Tratava-se de uma estrutura georgiana impressionante, com fachada para a rua Washington. Reconheci-a imediatamente, pois já a vira nos créditos da abertura dos filmes de David Selznick.
Entrei apressadamente e disse à mulher que estava sentada por detrás de uma secretária:
- Tenho hora marcada com a secretária do senhor Selznick. Pelo menos agora ia encontrar-me com David Selznick.
- Como se chama?
- Sidney Sheldon.
Ela procurou na secretária e tirou para fora um pacote grosso.
- Isto é para si.
- Oh, pensei que ia poder ver o senhor Selznick e...
- Não.
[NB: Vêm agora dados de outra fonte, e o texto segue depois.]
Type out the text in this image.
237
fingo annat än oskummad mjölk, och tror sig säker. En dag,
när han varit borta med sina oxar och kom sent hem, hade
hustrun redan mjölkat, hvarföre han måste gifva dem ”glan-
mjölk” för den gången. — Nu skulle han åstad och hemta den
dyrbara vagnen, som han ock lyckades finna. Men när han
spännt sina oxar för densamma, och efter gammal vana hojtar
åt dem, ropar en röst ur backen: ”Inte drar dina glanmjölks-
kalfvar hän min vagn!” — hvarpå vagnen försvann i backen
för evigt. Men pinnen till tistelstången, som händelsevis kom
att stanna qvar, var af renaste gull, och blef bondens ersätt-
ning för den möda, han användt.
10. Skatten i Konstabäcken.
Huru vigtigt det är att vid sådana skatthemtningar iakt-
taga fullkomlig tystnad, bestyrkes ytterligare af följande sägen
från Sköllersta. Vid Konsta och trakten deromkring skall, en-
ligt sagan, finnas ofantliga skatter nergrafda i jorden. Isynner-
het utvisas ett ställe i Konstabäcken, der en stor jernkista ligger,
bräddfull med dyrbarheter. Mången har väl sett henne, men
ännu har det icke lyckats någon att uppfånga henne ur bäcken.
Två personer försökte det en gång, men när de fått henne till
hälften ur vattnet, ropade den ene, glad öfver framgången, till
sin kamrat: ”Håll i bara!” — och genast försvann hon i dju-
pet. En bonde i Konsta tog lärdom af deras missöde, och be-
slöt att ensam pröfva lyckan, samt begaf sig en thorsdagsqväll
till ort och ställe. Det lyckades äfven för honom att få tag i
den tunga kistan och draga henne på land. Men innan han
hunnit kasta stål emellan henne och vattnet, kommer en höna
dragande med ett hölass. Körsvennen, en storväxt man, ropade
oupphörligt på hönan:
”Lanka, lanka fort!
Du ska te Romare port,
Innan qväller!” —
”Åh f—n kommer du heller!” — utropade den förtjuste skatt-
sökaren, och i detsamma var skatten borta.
O senhor Selznick é um homem muito ocupado. Então veria David Selznick mais tarde.
Segurando o pacote, deixei o edifício e comecei a correr pela rua abaixo, em direção aos estúdios da MGM, a seis quarteirões dali, a rever o meu plano enquanto corria. Surgira da conversa que tivera com Seymour sobre Sidney Singer, a sua ex-mulher.
- Costumas vê-la?
- Não. Foi para Hollywood. Arranjou emprego como secretária na MGM para uma diretora. Dorothy Arzner.
Eu ia pedir a Sidney Singer para me ajudar. Era um tiro no escuro, mas era a minha única hipóteses.
Quando cheguei aos estúdios da MGM, dirigi-me ao guarda que estava à secretária no átrio.
- O meu nome é Sidney Sheldon. Quero falar com Sidney Singer.
- Sidney... Ah! A secretária de Dorothy Azner. Acenei afirmativamente.
- Exatamente.
- Ela está à sua espera?
- Sim. Respondi com segurança.
Ele pegou no telefone e marcou o número de uma extensão.
- O senhor Sidney Sheldon está aqui para falar consigo... E repetiu devagarzinho: Sidney Sheldon. Ouviu por momentos. Mas ele disse...
Eu estava a ouvir, completamente paralisado. Diz que sim. Diz que sim. Diz que sim.
- Certo e desligou. Ela vai recebê-lo. Sala número 230. O meu coração recomeçou a palpitar.
- Muito obrigado.
- Por aquele elevador ali.
Apanhei o elevador e apressei-me pelo corredor do segundo andar. O gabinete de Sidney era ao fundo. Quando entrei, ela estava sentada atrás da secretária.
- Olá, Sidney.
- Olá.
Não havia qualquer cordialidade na voz dela. E, de repente, lembrei-me do resto à conversa com Seymour. Ela não quer saber de mim. Disse a toda a gente que nunca mais me queria ver. Onde é que eu me metera? Ia dizer para me sentar? Não.
- O que é que estás aqui a fazer?
Oh! Sabes, resolvi aparecer por cá para te pedir que passasses a tarde a trabalhar para mim de borla.
- É... É uma longa história.
- Ela olhou para o relógio de pulso e ergueu-se.
- Ia agora almoçar.
- Não!
- Ficou a olhar fixamente para mim.
- Não posso ir almoçar? Respirei fundo.
- Sidney... Eu estou com um problema...
E debitei toda a minha história, a começar com o fiasco de Nova Iorque, com a minha ambição de me tornar escritor, a minha incapacidade de passar para lá dos guardas dos portões dos estúdios e o telefonema da manhã de David Selznick.
Ela ouviu e, quando terminei de contar a minha história, mantinha os lábios cerrados.
- Tu aceitaste o trabalho do Selznick porque estavas à espera que eu passe a tarde a bater à máquina para ti?
Foi um divórcio difícil. Ela odeia-me.
- Eu... Eu... Não estava à espera... Só tive esperança que... Gaguejei. Não conseguia respirar. Agira de forma muito estúpida. Sidney, desculpa ter-te vindo aborrecer. Eu não tinha o direito de te vir pedir isto.
- Não, não tinhas. E agora, o que vais fazer?
- Vou levar este livro de volta a Selznick. Amanhã de manhã regresso a Chicago. De qualquer das maneiras, muito obrigado. Foi muito simpático da tua parte teres-me ouvido, Sidney. Adeus.
E dirigi-me para a porta, desesperado.
- Espera lá. - Voltei-me - Isto é muito importante para ti, não é?